Refleksi Khotbah FIRES (Kamis, 11 April 2019)

Pengkhotbah: Pdt. Edward Oei

 

Pertanyaan “Apa dan siapakah manusia?” merupakan pertanyaan yang sangat penting dan telah digumulkan berbagai orang dalam berbagai zaman. Salah satu cara berpikir yang sering digunakan untuk mendefinisikan manusia adalah dengan membandingkan manusia dengan makhluk yang lain. Inilah sebabnya para filsuf Sokratik mendefinisikan manusia sebagai “rational animal.” Manusia adalah binatang tetapi dengan kemampuan berpikir yang lebih hebat.

Namun, mendefinisikan manusia dengan cara seperti ini akan menimbulkan masalah.  Apabila tingkat kemampuan berpikir adalah yang mendefinisikan manusia sebagai manusia; bagaimana dengan seorang bayi yang baru saja lahir ke dunia dan belum bisa berpikir? Apakah bayi jadinya tidak termasuk sebagai manusia? Bagaimana pula dengan binatang, misalnya seekor monyet, yang bisa berpikir untuk mengeluarkan pisang yang sengaja kita letakkan di dalam satu botol? Apakah monyet itu lantas bisa dikatakan sebagai manusia?

Alkitab menolak untuk memandang manusia sebagai rational animal dan mengajarkan bahwa perjanjian Allahlah yang membedakan manusia dengan makhluk yang lain. Perjanjian ini yang mendefinisikan manusia sebagai manusia dan binatang sebagai binatang. Perjanjian ini pula yang menentukan dan menopang identitas setiap mahkluk. Inilah sebabnya sekeras apa pun usaha manusia untuk meniru-niru binatang, manusia tetap akan menjadi manusia; dan sekeras apa pun kita melatih binatang untuk bisa berpikir, binatang akan tetap menjadi binatang.

Konsep perjanjian ini juga yang akan menjawab pertanyaan “Siapakah saya?” Identitas diri kita didefinisikan oleh letak diri kita di tengah perjanjian Allah dengan seluruh ciptaan. Sehingga untuk memahami diri kita dengan benar, kita harus kembali kepada Allah yang memberi perjanjian ini dan mencoba mengenal Dia lebih dalam. Dengan mengenal diri-Nya, kita akan semakin mengenal perjanjian-Nya, rencana-Nya, dan kehendak-Nya.
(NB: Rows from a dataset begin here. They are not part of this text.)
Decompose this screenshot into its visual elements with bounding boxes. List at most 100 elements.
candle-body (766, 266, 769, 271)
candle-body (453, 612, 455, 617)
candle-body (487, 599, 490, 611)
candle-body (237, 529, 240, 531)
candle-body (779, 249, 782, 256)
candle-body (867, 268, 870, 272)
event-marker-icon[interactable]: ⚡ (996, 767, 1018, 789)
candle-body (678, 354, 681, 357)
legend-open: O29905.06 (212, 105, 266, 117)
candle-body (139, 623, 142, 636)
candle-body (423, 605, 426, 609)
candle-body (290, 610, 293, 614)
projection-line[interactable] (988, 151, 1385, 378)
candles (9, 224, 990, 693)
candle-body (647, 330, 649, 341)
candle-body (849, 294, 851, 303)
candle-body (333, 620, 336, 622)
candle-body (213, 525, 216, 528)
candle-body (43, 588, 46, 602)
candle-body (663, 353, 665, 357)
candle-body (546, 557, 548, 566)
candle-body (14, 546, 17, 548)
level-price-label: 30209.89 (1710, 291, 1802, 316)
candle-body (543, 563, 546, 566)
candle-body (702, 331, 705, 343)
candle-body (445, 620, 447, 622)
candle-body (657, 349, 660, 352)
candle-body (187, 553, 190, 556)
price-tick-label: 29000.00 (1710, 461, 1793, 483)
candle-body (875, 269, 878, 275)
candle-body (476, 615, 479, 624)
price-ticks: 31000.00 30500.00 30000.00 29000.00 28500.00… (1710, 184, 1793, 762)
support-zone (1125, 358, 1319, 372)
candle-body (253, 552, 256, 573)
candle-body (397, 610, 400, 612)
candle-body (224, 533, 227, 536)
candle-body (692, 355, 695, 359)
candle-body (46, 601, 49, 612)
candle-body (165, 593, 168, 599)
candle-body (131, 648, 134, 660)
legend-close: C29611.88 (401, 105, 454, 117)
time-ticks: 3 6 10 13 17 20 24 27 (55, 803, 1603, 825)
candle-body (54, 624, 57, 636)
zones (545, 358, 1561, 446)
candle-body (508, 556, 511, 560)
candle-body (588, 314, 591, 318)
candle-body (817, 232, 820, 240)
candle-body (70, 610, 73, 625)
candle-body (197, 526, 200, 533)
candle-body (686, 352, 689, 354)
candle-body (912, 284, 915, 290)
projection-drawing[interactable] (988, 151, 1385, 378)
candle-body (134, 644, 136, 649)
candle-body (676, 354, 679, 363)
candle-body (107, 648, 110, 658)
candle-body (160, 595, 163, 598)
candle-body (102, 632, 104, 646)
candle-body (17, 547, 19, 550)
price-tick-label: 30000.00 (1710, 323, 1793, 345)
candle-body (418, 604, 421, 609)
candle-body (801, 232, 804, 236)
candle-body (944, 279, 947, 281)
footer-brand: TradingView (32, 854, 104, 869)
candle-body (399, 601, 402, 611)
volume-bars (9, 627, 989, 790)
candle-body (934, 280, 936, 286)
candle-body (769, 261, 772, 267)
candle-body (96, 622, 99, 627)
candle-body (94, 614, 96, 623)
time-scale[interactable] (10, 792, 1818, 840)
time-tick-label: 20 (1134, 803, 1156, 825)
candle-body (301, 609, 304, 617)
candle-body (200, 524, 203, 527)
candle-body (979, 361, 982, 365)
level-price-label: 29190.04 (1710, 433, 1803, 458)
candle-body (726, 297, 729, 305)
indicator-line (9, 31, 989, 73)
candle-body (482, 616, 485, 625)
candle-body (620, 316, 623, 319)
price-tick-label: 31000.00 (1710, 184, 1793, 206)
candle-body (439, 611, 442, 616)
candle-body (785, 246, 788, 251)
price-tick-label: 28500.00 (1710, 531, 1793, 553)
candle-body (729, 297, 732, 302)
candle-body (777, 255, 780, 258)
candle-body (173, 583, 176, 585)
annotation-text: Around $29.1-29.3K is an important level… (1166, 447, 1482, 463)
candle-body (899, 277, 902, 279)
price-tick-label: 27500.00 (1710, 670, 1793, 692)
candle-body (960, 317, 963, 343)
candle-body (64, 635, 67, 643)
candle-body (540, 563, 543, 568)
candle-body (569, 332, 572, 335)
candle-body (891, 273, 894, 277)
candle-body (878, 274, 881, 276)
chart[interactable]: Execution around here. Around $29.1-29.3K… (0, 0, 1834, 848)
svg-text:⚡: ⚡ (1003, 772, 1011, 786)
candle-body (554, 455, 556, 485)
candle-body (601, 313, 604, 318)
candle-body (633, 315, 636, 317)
Hanya ketika kita mengenal Allah dengan benar, kita baru bisa mengenal diri kita dengan benar. Kesalahan kita dalam mengenal diri, didasari oleh kesalahan dalam mengenal Allah, seperti yang terjadi pada para filsuf Sokratik di atas.

Maka, pertanyaan yang hari ini perlu kita refleksikan adalah “Sudahkah saya mengenal Allah dengan benar seperti yang dinyatakan oleh Alkitab?” “Sudahkah saya mengerti tentang perjanjian Allah dengan seluruh makhluk ciptaan-Nya?” “Apa yang Allah katakan tentang saya di dalam Alkitab?” “Sudahkah saya menjadi manusia sesuai dengan perjanjian yang Ia rancangkan?”

Kiranya Allah menolong kita untuk mengenal Dia dengan benar sehingga kita juga dapat mengenal diri kita dengan benar, dan menjalankan kehidupan ini sesuai dengan perjanjian yang sudah Ia rancangkan untuk kita. Amin.